The society’s alumni organization, which owns the society’s real property and oversees the organization, is the Russell Trust Association, named for William Huntington Russell,[1] who co-founded Skull and Bones with classmate Alphonso Taft. The Russell Trust was founded by Russell and Daniel Coit Gilman, member of Skull and Bones and later president of the University of California, first president of Johns Hopkins University, and the founding president of the Carnegie Institution.

The society is known informally as “Bones”, and members are known as “Bonesmen”.

Among prominent alumni are former President and Supreme Court Justice William Howard Taft (son of a founder of the society); former Presidents George H. W. Bush and his son, George W. Bush; Supreme Court Justice Potter Stewart; James Jesus Angleton, “mother of the Central Intelligence Agency”; Henry Stimson, U.S. Secretary of War (1940-1945); and United States Secretary of Defense, Robert A. Lovett, who directed the Korean War.
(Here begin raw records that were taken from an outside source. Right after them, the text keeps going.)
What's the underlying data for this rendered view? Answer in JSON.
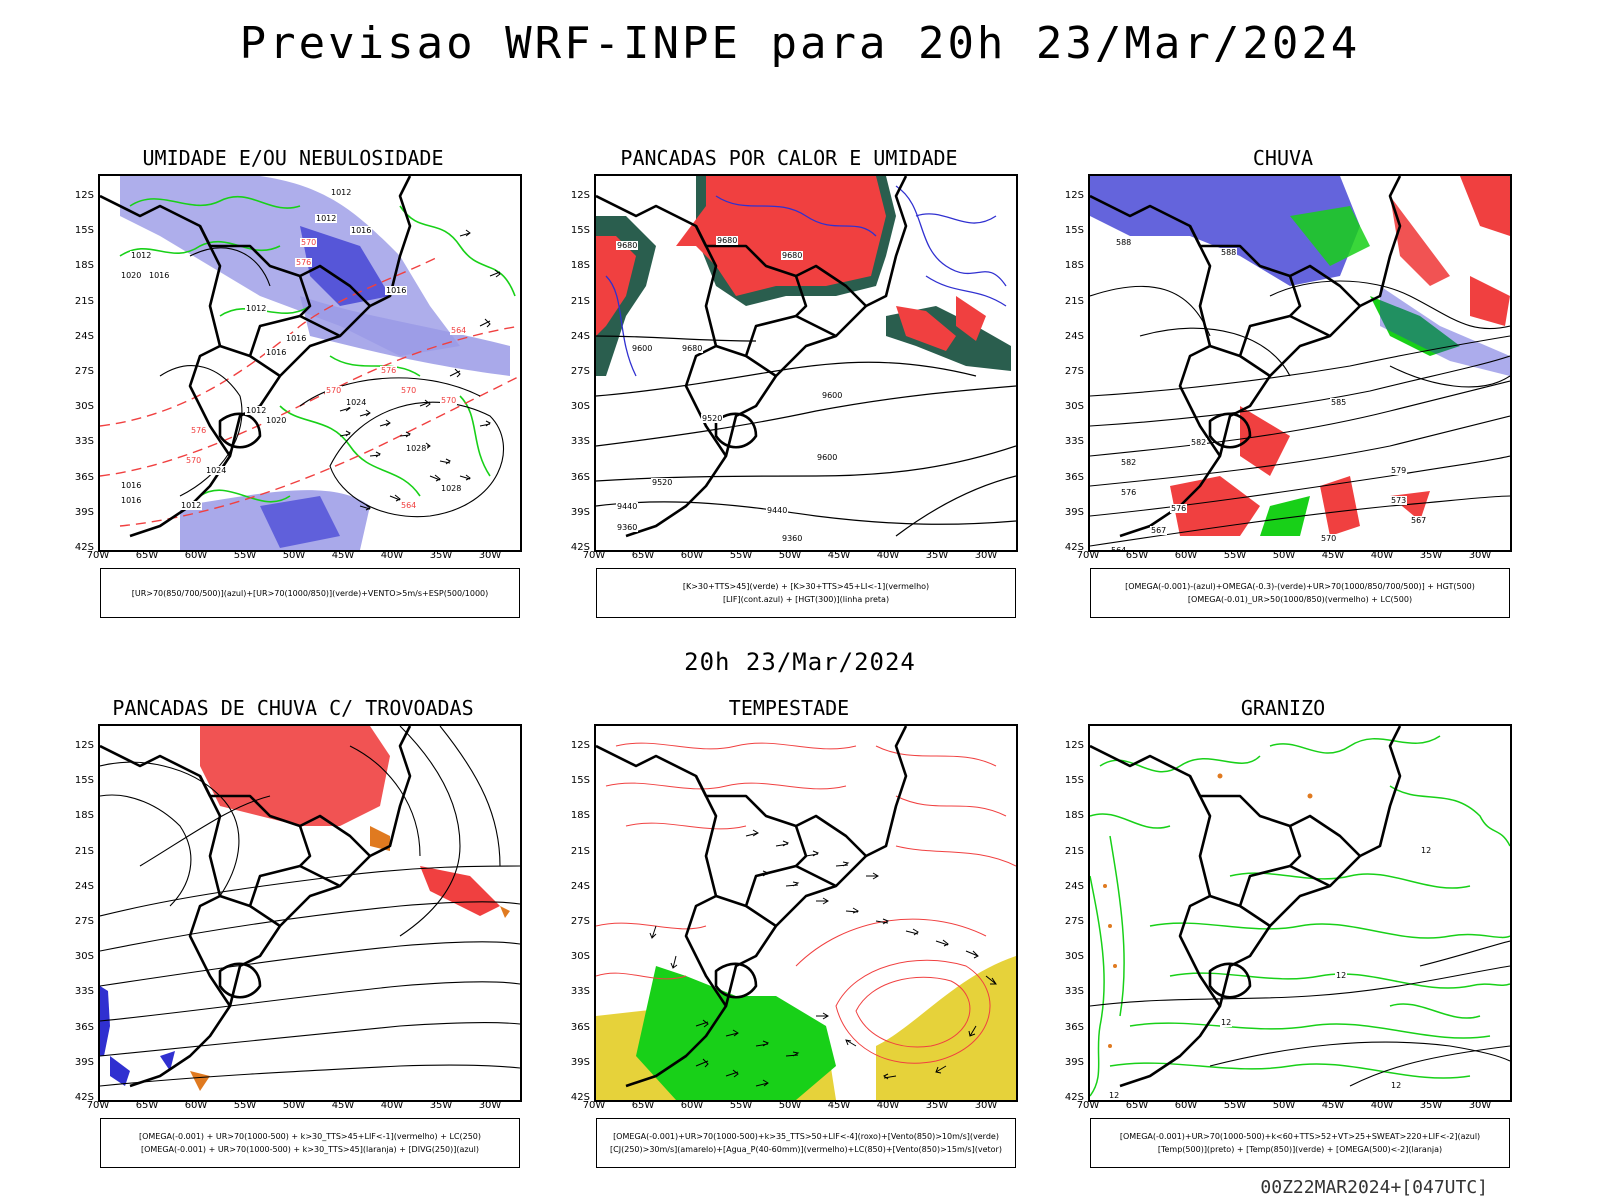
{
  "title": "Previsao WRF-INPE  para 20h 23/Mar/2024",
  "mid_date": "20h 23/Mar/2024",
  "footer": "00Z22MAR2024+[047UTC]",
  "latitude_labels": [
    "12S",
    "15S",
    "18S",
    "21S",
    "24S",
    "27S",
    "30S",
    "33S",
    "36S",
    "39S",
    "42S"
  ],
  "longitude_labels": [
    "70W",
    "65W",
    "60W",
    "55W",
    "50W",
    "45W",
    "40W",
    "35W",
    "30W"
  ],
  "panels": [
    {
      "title": "UMIDADE E/OU NEBULOSIDADE",
      "legend": [
        "[UR>70(850/700/500)](azul)+[UR>70(1000/850)](verde)+VENTO>5m/s+ESP(500/1000)"
      ],
      "contour_labels": [
        "1012",
        "1012",
        "1012",
        "1020",
        "1016",
        "1016",
        "1012",
        "1016",
        "1016",
        "1016",
        "1012",
        "1024",
        "1020",
        "1028",
        "1028",
        "1024",
        "1016",
        "1016",
        "1012",
        "576",
        "570",
        "576",
        "570",
        "570",
        "564",
        "564",
        "570",
        "570",
        "576"
      ]
    },
    {
      "title": "PANCADAS POR CALOR E UMIDADE",
      "legend": [
        "[K>30+TTS>45](verde) + [K>30+TTS>45+LI<-1](vermelho)",
        "[LIF](cont.azul) + [HGT(300)](linha preta)"
      ],
      "contour_labels": [
        "9680",
        "9680",
        "9680",
        "9600",
        "9680",
        "9600",
        "9520",
        "9600",
        "9520",
        "9440",
        "9440",
        "9360",
        "9360"
      ]
    },
    {
      "title": "CHUVA",
      "legend": [
        "[OMEGA(-0.001)-(azul)+OMEGA(-0.3)-(verde)+UR>70(1000/850/700/500)] + HGT(500)",
        "[OMEGA(-0.01)_UR>50(1000/850)(vermelho) + LC(500)"
      ],
      "contour_labels": [
        "588",
        "588",
        "585",
        "582",
        "582",
        "579",
        "576",
        "573",
        "576",
        "570",
        "567",
        "567",
        "564"
      ]
    },
    {
      "title": "PANCADAS DE CHUVA C/ TROVOADAS",
      "legend": [
        "[OMEGA(-0.001) + UR>70(1000-500) + k>30_TTS>45+LIF<-1](vermelho) + LC(250)",
        "[OMEGA(-0.001) + UR>70(1000-500) + k>30_TTS>45](laranja) + [DIVG(250)](azul)"
      ],
      "contour_labels": []
    },
    {
      "title": "TEMPESTADE",
      "legend": [
        "[OMEGA(-0.001)+UR>70(1000-500)+k>35_TTS>50+LIF<-4](roxo)+[Vento(850)>10m/s](verde)",
        "[CJ(250)>30m/s](amarelo)+[Agua_P(40-60mm)](vermelho)+LC(850)+[Vento(850)>15m/s](vetor)"
      ],
      "contour_labels": []
    },
    {
      "title": "GRANIZO",
      "legend": [
        "[OMEGA(-0.001)+UR>70(1000-500)+k<60+TTS>52+VT>25+SWEAT>220+LIF<-2](azul)",
        "[Temp(500)](preto) + [Temp(850)](verde) + [OMEGA(500)<-2](laranja)"
      ],
      "contour_labels": [
        "12",
        "12",
        "12",
        "12",
        "12"
      ]
    }
  ],
  "colors": {
    "blue_fill": "#9a9ae6",
    "blue_dark": "#3030d0",
    "green": "#18d018",
    "red": "#f04040",
    "darkgreen": "#2a5e4e",
    "yellow": "#e6d23a",
    "orange": "#e07a20",
    "black": "#000000"
  }
}
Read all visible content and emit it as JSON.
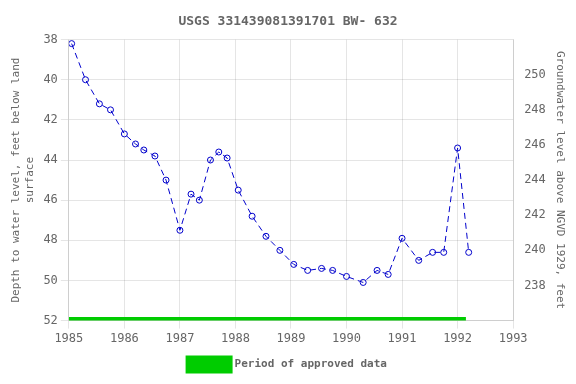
{
  "chart_data": {
    "type": "line",
    "title": "USGS 331439081391701 BW- 632",
    "ylabel": "Depth to water level, feet below land\nsurface",
    "y2label": "Groundwater level above NGVD 1929, feet",
    "xlim": [
      1985,
      1993
    ],
    "xticks": [
      1985,
      1986,
      1987,
      1988,
      1989,
      1990,
      1991,
      1992,
      1993
    ],
    "ylim": [
      52,
      38
    ],
    "yticks": [
      38,
      40,
      42,
      44,
      46,
      48,
      50,
      52
    ],
    "y2lim": [
      236,
      252
    ],
    "y2ticks": [
      238,
      240,
      242,
      244,
      246,
      248,
      250
    ],
    "grid": true,
    "legend": "bottom",
    "series": [
      {
        "color": "#0000CC",
        "marker": "circle",
        "line_style": "dashed",
        "x": [
          1985.05,
          1985.3,
          1985.55,
          1985.75,
          1986.0,
          1986.2,
          1986.35,
          1986.55,
          1986.75,
          1987.0,
          1987.2,
          1987.35,
          1987.55,
          1987.7,
          1987.85,
          1988.05,
          1988.3,
          1988.55,
          1988.8,
          1989.05,
          1989.3,
          1989.55,
          1989.75,
          1990.0,
          1990.3,
          1990.55,
          1990.75,
          1991.0,
          1991.3,
          1991.55,
          1991.75,
          1992.0,
          1992.2
        ],
        "values": [
          38.2,
          40.0,
          41.2,
          41.5,
          42.7,
          43.2,
          43.5,
          43.8,
          45.0,
          47.5,
          45.7,
          46.0,
          44.0,
          43.6,
          43.9,
          45.5,
          46.8,
          47.8,
          48.5,
          49.2,
          49.5,
          49.4,
          49.5,
          49.8,
          50.1,
          49.5,
          49.7,
          47.9,
          49.0,
          48.6,
          48.6,
          43.4,
          48.6
        ]
      },
      {
        "name": "Period of approved data",
        "color": "#00cc00",
        "marker": "none",
        "line_style": "solid",
        "x": [
          1985.0,
          1992.15
        ],
        "values": [
          52,
          52
        ]
      }
    ]
  }
}
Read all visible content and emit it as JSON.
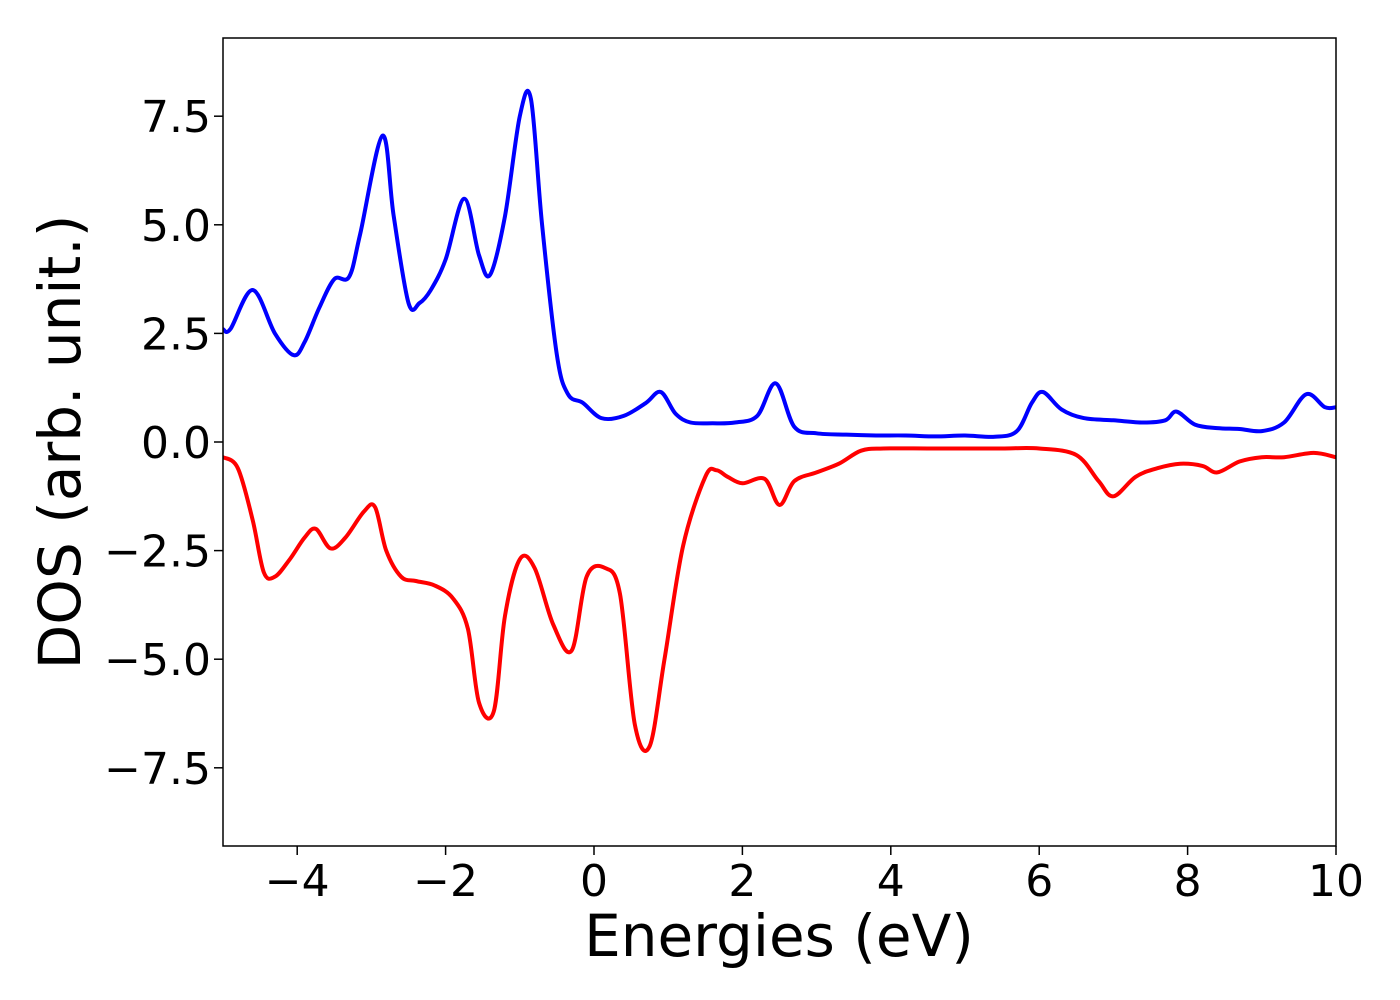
{
  "chart_data": {
    "type": "line",
    "xlabel": "Energies (eV)",
    "ylabel": "DOS (arb. unit.)",
    "xlim": [
      -5,
      10
    ],
    "ylim": [
      -9.3,
      9.3
    ],
    "xticks": [
      -4,
      -2,
      0,
      2,
      4,
      6,
      8,
      10
    ],
    "xtick_labels": [
      "−4",
      "−2",
      "0",
      "2",
      "4",
      "6",
      "8",
      "10"
    ],
    "yticks": [
      7.5,
      5.0,
      2.5,
      0.0,
      -2.5,
      -5.0,
      -7.5
    ],
    "ytick_labels": [
      "7.5",
      "5.0",
      "2.5",
      "0.0",
      "−2.5",
      "−5.0",
      "−7.5"
    ],
    "grid": false,
    "series": [
      {
        "color": "#0000ff",
        "x": [
          -5.0,
          -4.9,
          -4.6,
          -4.3,
          -4.05,
          -3.9,
          -3.7,
          -3.5,
          -3.3,
          -3.15,
          -2.85,
          -2.7,
          -2.5,
          -2.35,
          -2.2,
          -2.0,
          -1.75,
          -1.55,
          -1.4,
          -1.2,
          -1.0,
          -0.85,
          -0.7,
          -0.5,
          -0.35,
          -0.15,
          0.1,
          0.4,
          0.7,
          0.9,
          1.1,
          1.3,
          1.6,
          1.9,
          2.2,
          2.45,
          2.7,
          3.0,
          3.4,
          3.8,
          4.2,
          4.6,
          5.0,
          5.4,
          5.7,
          5.9,
          6.05,
          6.3,
          6.6,
          7.0,
          7.4,
          7.7,
          7.85,
          8.1,
          8.4,
          8.7,
          9.0,
          9.3,
          9.6,
          9.85,
          10.0
        ],
        "y": [
          2.6,
          2.6,
          3.5,
          2.5,
          2.0,
          2.3,
          3.1,
          3.75,
          3.8,
          4.8,
          7.05,
          5.2,
          3.2,
          3.2,
          3.5,
          4.2,
          5.6,
          4.3,
          3.85,
          5.2,
          7.5,
          7.9,
          5.0,
          2.0,
          1.1,
          0.9,
          0.55,
          0.6,
          0.9,
          1.15,
          0.65,
          0.45,
          0.43,
          0.45,
          0.6,
          1.35,
          0.35,
          0.2,
          0.17,
          0.15,
          0.15,
          0.13,
          0.15,
          0.12,
          0.25,
          0.9,
          1.15,
          0.75,
          0.55,
          0.5,
          0.45,
          0.5,
          0.7,
          0.4,
          0.32,
          0.3,
          0.25,
          0.45,
          1.1,
          0.8,
          0.8
        ]
      },
      {
        "color": "#ff0000",
        "x": [
          -5.0,
          -4.8,
          -4.6,
          -4.45,
          -4.3,
          -4.1,
          -3.9,
          -3.75,
          -3.55,
          -3.35,
          -3.1,
          -2.95,
          -2.8,
          -2.6,
          -2.4,
          -2.15,
          -1.9,
          -1.7,
          -1.55,
          -1.35,
          -1.2,
          -1.0,
          -0.8,
          -0.55,
          -0.3,
          -0.1,
          0.15,
          0.35,
          0.55,
          0.75,
          0.95,
          1.2,
          1.5,
          1.65,
          1.8,
          2.0,
          2.3,
          2.5,
          2.7,
          3.0,
          3.3,
          3.6,
          3.9,
          4.5,
          5.0,
          5.5,
          6.0,
          6.5,
          6.8,
          7.0,
          7.3,
          7.6,
          7.9,
          8.2,
          8.4,
          8.7,
          9.0,
          9.3,
          9.7,
          10.0
        ],
        "y": [
          -0.35,
          -0.6,
          -1.8,
          -3.0,
          -3.1,
          -2.7,
          -2.2,
          -2.0,
          -2.45,
          -2.2,
          -1.6,
          -1.5,
          -2.5,
          -3.1,
          -3.2,
          -3.3,
          -3.6,
          -4.3,
          -6.0,
          -6.2,
          -4.0,
          -2.7,
          -2.9,
          -4.2,
          -4.8,
          -3.1,
          -2.9,
          -3.5,
          -6.5,
          -7.0,
          -5.0,
          -2.4,
          -0.8,
          -0.65,
          -0.8,
          -0.95,
          -0.85,
          -1.45,
          -0.9,
          -0.7,
          -0.5,
          -0.2,
          -0.15,
          -0.15,
          -0.15,
          -0.15,
          -0.15,
          -0.3,
          -0.9,
          -1.25,
          -0.8,
          -0.6,
          -0.5,
          -0.55,
          -0.7,
          -0.45,
          -0.35,
          -0.35,
          -0.25,
          -0.35
        ]
      }
    ]
  }
}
Senator John Kerry; Stephen A. Schwarzman, founder of Blackstone; Austan Goolsbee, Chairman of President Obama’s Council of Economic Advisers; Harold Stanley, co-founder of Morgan Stanley; and Frederick W. Smith, founder of Fedex, are all reported to be members.

Skull & Bones is a regular feature in many conspiracy theories, which claim that the society plays a role in a global conspiracy for world domination. It is true that some prominent families had one or more members as Bonesmen. The theorists such as Alexandra Robbins suggest that Skull & Bones is a branch of the Illuminati, or that Skull & Bones itself controls the Central Intelligence Agency. Others who have written about Skull & Bones were economist Antony C. Sutton, who wrote a book on the group titled America’s Secret Establishment: An Introduction to the Order of Skull & Bones. and Kris Millegan, who wrote a book on the society in 2003.

Skull and Bones has been satirized from time to time in the Doonesbury comic strips by Garry Trudeau, Yale graduate and member of Scroll and Key; especially in 1980 and December 1988, with reference to George H. W. Bush, and again at the time that the society went co-ed.

In The Simpsons, the character Montgomery Burns attended Yale and was a member of Skull and Bones.